My reply: Hey, as a former University of Maryland student myself I’ll definitely respond! I looked at the paper, and it seems to be presenting a class of multivariate models, a method for fitting the models to data, and some summaries. The model itself appears to be a mixture of multivariate normals of different dimensions, fit to the covariance matrix of a rank transformation of the raw data—I think they’re ranking each variable on its marginal distribution but I’m not completely sure, and I’m not quite sure how they deal with discreteness in the data. Then somehow they’re transforming back to the original space of the data; maybe they do some interpolation to get continuous values, also I’m not quite sure what happens when they extrapolate to beyond the range of the original ranks.
The interesting part of the model is the mixture of submodels of different dimensions. I’m generally suspicious of such approaches, as continuous smoothing is more to my taste. That said, the usual multivariate models we fit are so oversimplified, that I could well imagine that this mixture model could do well. So I’m supportive of the approach. I think maybe they could fit their model in Stan—if so, that would probably make the computation less of a hassle for them.
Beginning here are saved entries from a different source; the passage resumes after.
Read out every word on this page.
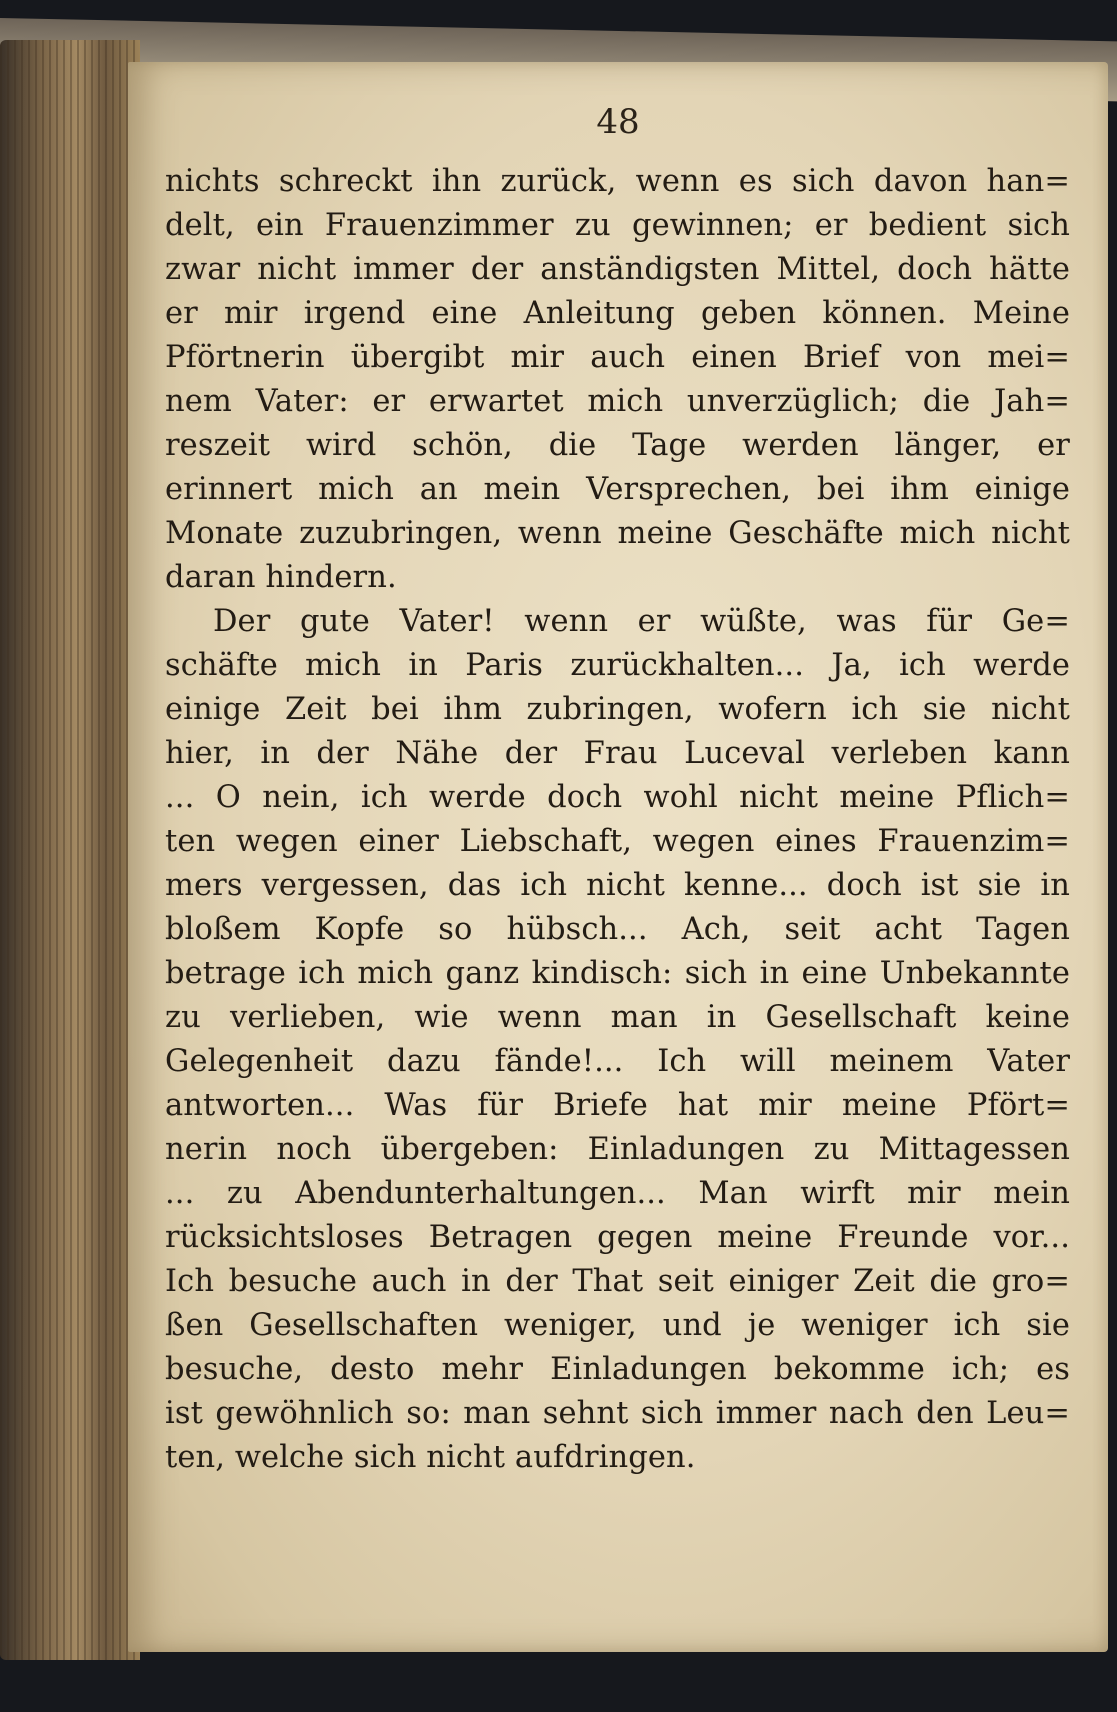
48
nichts schreckt ihn zurück, wenn es sich davon han=
delt, ein Frauenzimmer zu gewinnen; er bedient sich
zwar nicht immer der anständigsten Mittel, doch hätte
er mir irgend eine Anleitung geben können. Meine
Pförtnerin übergibt mir auch einen Brief von mei=
nem Vater: er erwartet mich unverzüglich; die Jah=
reszeit wird schön, die Tage werden länger, er
erinnert mich an mein Versprechen, bei ihm einige
Monate zuzubringen, wenn meine Geschäfte mich nicht
daran hindern.
Der gute Vater! wenn er wüßte, was für Ge=
schäfte mich in Paris zurückhalten... Ja, ich werde
einige Zeit bei ihm zubringen, wofern ich sie nicht
hier, in der Nähe der Frau Luceval verleben kann
... O nein, ich werde doch wohl nicht meine Pflich=
ten wegen einer Liebschaft, wegen eines Frauenzim=
mers vergessen, das ich nicht kenne... doch ist sie in
bloßem Kopfe so hübsch... Ach, seit acht Tagen
betrage ich mich ganz kindisch: sich in eine Unbekannte
zu verlieben, wie wenn man in Gesellschaft keine
Gelegenheit dazu fände!... Ich will meinem Vater
antworten... Was für Briefe hat mir meine Pfört=
nerin noch übergeben: Einladungen zu Mittagessen
... zu Abendunterhaltungen... Man wirft mir mein
rücksichtsloses Betragen gegen meine Freunde vor...
Ich besuche auch in der That seit einiger Zeit die gro=
ßen Gesellschaften weniger, und je weniger ich sie
besuche, desto mehr Einladungen bekomme ich; es
ist gewöhnlich so: man sehnt sich immer nach den Leu=
ten, welche sich nicht aufdringen.
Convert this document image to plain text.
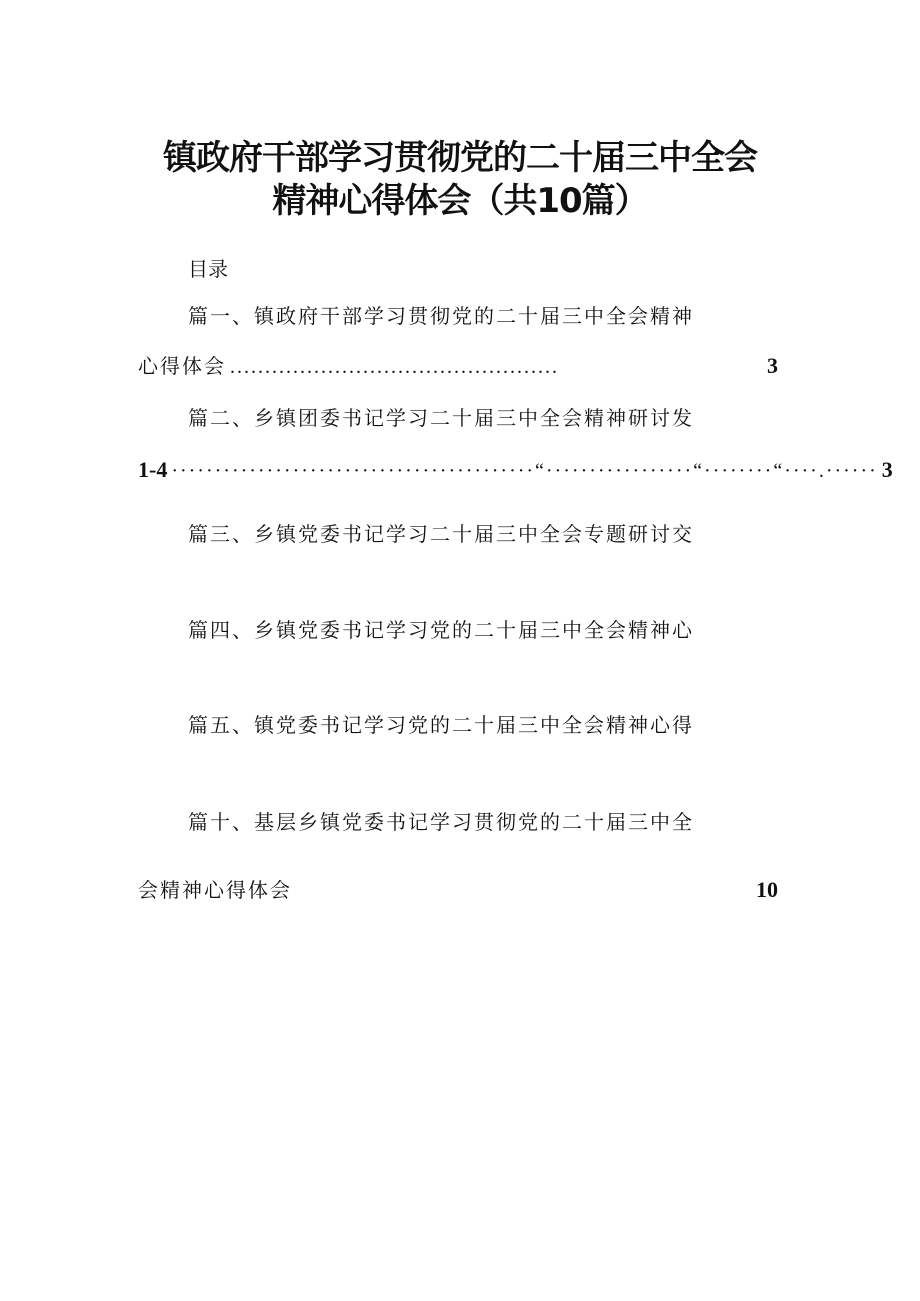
镇政府干部学习贯彻党的二十届三中全会
精神心得体会（共10篇）
目录
篇一、镇政府干部学习贯彻党的二十届三中全会精神
心得体会 ...............................................	3
篇二、乡镇团委书记学习二十届三中全会精神研讨发
1-4 ··········································“·················“········“····.······ 3
篇三、乡镇党委书记学习二十届三中全会专题研讨交
篇四、乡镇党委书记学习党的二十届三中全会精神心
篇五、镇党委书记学习党的二十届三中全会精神心得
篇十、基层乡镇党委书记学习贯彻党的二十届三中全
会精神心得体会	10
The one think I really don’t understand at all in this paper is their treatment of causal inference. The model is entirely associational—that’s fine, I love descriptive data analysis!—and they’re fitting a multivariate model to some observational data. But then in section 3.1 of their paper they use explicit causal language: “the effect of breast feeding on IQ . . . If we change the BFW for an individual, how might that affect the individual’s IQ?” The funny thing is, right after that they again remind the reader that this is just descriptive statistics “we integrate the scaled difference of two regression functions which differ only in that one has weeks more breast feeding than the other” but then they snap right back to the causal language. So that part just baffles me. They have a complicated, flexible tool for data description but for some reason they then seem to make the tyro mistake of giving a causal interpretation to regression coefficients fit to observational data. That’s not really so important, though; I think you can ignore the causal statements and the method could still be useful. It seems worth trying out.